The first half of this book is pretty much a gigantic game of cat and mouse between our heroine and hero.  He finds her, insists on saving her, she takes off again, rinse, lather, repeat.  Then we add some conditioner and rinse again.  When I say half of the book I am really not kidding.

 

The next quarter of the book is really made up of Tricks going on an emotional speedway weaving through all the reasons her relationship with the hero could and probably would fail.  “I love him I don’t care!” “He’s going to leave me anyway.” “I love him I don’t care!” “I need to put being queen above all else.” Flip.
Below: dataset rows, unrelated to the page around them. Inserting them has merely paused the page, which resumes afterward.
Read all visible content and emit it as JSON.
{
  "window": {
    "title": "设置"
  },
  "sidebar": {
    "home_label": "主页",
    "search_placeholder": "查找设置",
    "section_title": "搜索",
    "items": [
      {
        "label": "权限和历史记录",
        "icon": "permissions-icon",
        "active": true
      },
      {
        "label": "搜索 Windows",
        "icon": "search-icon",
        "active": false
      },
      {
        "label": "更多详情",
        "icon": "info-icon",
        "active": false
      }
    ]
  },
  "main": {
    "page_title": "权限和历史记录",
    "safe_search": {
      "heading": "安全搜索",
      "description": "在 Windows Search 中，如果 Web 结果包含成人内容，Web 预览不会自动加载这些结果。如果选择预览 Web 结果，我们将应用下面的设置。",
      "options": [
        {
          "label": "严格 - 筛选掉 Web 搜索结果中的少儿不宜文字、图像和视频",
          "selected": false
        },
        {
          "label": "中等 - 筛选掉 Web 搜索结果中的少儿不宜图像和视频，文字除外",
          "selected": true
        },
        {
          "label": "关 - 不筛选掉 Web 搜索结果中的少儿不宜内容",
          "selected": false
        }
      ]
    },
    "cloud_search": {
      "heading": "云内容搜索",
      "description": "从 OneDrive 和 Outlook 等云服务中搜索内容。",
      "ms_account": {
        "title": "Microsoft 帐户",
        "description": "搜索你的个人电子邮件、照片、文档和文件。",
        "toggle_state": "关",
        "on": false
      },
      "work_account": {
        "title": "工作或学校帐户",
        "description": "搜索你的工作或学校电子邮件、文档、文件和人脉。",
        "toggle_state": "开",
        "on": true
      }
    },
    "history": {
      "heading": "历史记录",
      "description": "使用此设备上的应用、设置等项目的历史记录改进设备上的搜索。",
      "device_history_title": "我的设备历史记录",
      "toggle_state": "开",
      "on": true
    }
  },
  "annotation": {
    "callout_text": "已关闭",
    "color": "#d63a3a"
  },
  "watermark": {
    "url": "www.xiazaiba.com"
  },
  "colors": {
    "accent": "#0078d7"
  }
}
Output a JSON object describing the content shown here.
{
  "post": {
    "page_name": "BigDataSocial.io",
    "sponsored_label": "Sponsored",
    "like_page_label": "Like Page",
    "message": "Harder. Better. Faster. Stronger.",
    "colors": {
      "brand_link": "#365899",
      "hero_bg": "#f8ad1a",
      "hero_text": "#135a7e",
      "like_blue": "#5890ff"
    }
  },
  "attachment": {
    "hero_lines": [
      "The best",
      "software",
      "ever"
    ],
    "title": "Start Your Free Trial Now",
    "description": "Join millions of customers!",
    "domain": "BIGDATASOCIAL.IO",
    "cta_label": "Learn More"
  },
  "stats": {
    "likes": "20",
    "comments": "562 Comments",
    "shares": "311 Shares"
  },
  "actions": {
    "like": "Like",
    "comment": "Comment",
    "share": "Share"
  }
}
Flop.

 

Then we have a lovely scene where two of the Wyr Sentinals that we have seen before and are apparently BFF with both Tricks and Tiago decide that they are actually really, really, racist.  It made zero sense to me, and seemed to come out of nowhere.  It was gone almost as fast as it appeared as well.  They all fought for a good five minutes then they decided that mixed races was okay after all.  Honestly, after some of the things that were said there would be no way I could possibly forgive that in a hour, or a day, or most likely even a month.

 

The last bit of the book is actually reserved for the plot.  We watch Tricks go into faerie, dissolve some political nefarious plots, and then take her rightful place as queen.  This is rather cliché as we have the typical fae political nonsense interfere.  It seemed that when we entered the Other Worlds, we also entered pretty much every single book about faeries I have ever read.

 

That makes it sound like I didn’t enjoy the book right?  Well, I did.  This installment of the Elder Races, much like the previous has a lot of similarities to some other book series.  I happen to love those series, so I enjoyed this as well.  Once we got past the first 50 pages or so the next 100 pages just became redundant.  I would have liked to have seen more of the plot earlier in the story, or at least some more steam.